Tra le conseguenze della guerra c’è anche la pesantissima stretta israeliana sui pendolari che da Gaza e Cisgiordania entravano a lavorare nei territori israeliani (talvolta senza permesso nella zona di Gerusalemme, con il tacito assenso delle autorità). Da qualche anno era in atto un graduale aumento dei permessi e dei flussi, nella speranza che l'integrazione economica avvicinasse, nel tempo, le popolazioni. Per molti israeliani quella visione è diventata semplicemente impossibile dopo il massacro jihadista, che i miliziani di Hamas hanno volutamente amplificato con torture e stupri – spesso filmati in diretta e caricati sul web allo scopo di umiliare Israele.

Le cicatrici del massacro

I racconti dell’attacco variano, ma condividono alcuni tratti: la pioggia di missili presto la mattina, la sensazione che quella volta ci fosse qualcosa di diverso, la confusione sui gruppi WhatsApp locali, gli allarmi, l'esercito che non arrivava. A Nir Oz Ela Haimi aveva spostato tutti i mobili di fronte alla porta d'ingresso e si era barricata nella stanza sicura di casa sua (tutte le case recenti ne hanno una) con i suoi due figli e due coltelli da cucina. È stata fortunata: i terroristi non sono riusciti a forzare la porta. Non lo è stato suo marito Tal. “Era andato in perlustrazione dopo che alla radio sono girate voci di un'infiltrazione. È rimasto nei paraggi per circa due ore, poi abbiamo perso ogni contatto. Il segnale del suo cellulare è stato localizzato a Khan Younis, nella Striscia. Ci sono voluti quasi due mesi prima che l’esercito confermasse che Tal era stato ucciso e il suo corpo portato a Gaza”, racconta suo cugino Udi Goren.
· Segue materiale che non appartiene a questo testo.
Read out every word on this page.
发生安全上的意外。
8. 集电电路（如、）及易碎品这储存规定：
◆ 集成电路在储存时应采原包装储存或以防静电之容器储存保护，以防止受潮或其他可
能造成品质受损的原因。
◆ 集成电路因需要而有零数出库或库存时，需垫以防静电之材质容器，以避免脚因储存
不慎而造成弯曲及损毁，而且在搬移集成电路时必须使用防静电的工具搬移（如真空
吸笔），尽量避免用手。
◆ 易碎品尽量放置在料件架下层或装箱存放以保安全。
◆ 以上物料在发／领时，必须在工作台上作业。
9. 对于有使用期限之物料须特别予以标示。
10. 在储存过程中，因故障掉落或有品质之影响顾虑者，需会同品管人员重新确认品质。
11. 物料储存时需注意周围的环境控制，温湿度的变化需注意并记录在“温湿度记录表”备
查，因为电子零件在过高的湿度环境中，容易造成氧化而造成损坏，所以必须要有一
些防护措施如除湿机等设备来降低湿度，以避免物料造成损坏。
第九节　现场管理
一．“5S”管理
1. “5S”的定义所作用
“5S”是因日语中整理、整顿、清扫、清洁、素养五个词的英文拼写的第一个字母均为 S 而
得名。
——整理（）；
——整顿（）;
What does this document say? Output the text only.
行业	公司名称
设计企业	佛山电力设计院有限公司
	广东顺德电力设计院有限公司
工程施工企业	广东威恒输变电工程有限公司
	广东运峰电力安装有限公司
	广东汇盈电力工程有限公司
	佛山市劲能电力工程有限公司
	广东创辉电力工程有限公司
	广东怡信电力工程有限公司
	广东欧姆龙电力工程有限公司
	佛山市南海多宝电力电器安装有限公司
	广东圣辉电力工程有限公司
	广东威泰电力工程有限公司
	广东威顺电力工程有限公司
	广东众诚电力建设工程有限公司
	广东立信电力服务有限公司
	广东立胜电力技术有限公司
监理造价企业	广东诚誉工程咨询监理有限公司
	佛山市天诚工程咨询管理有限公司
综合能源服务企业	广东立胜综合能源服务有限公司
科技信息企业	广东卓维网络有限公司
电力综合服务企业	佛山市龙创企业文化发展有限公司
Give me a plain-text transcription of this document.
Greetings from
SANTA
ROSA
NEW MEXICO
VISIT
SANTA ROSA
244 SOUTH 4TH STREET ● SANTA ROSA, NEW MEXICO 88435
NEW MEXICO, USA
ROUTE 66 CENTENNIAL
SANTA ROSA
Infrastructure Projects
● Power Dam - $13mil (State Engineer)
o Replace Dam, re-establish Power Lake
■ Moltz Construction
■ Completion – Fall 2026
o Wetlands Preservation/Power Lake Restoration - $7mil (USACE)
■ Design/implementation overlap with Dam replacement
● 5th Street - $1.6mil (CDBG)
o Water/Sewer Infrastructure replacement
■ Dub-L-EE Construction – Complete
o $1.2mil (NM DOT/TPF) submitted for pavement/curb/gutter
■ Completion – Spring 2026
Alcune famiglie sono morte asfissiate per via del fuoco appiccato dai miliziani di Hamas: il fumo è penetrato dalle fessure delle safe room, pensate per resistere ai detriti dei missili e non a un attacco terroristico. Altre ancora sono state sterminate dalle granate, dai colpi di kalashnikov, dagli incendi causati dando fuoco alle tubature del gas delle cucine per costringere gli inquilini a uscire allo scoperto – il motivo per cui così tante case a Nir Oz sono bruciate a partire dalla cucina. C'è chi è stato catturato e poi liberato grazie alla tregua di inizio 2025 tra Israele e Hamas, come Yarden Bibas; altri che sono usciti dalla Striscia nelle bare, come sua moglie Shiri e i loro figli, Ariel, quattro anni, e Kfir, nove mesi. Il padre ha scoperto della loro morte solo quando è stato liberato; al funerale li hanno pianti in migliaia.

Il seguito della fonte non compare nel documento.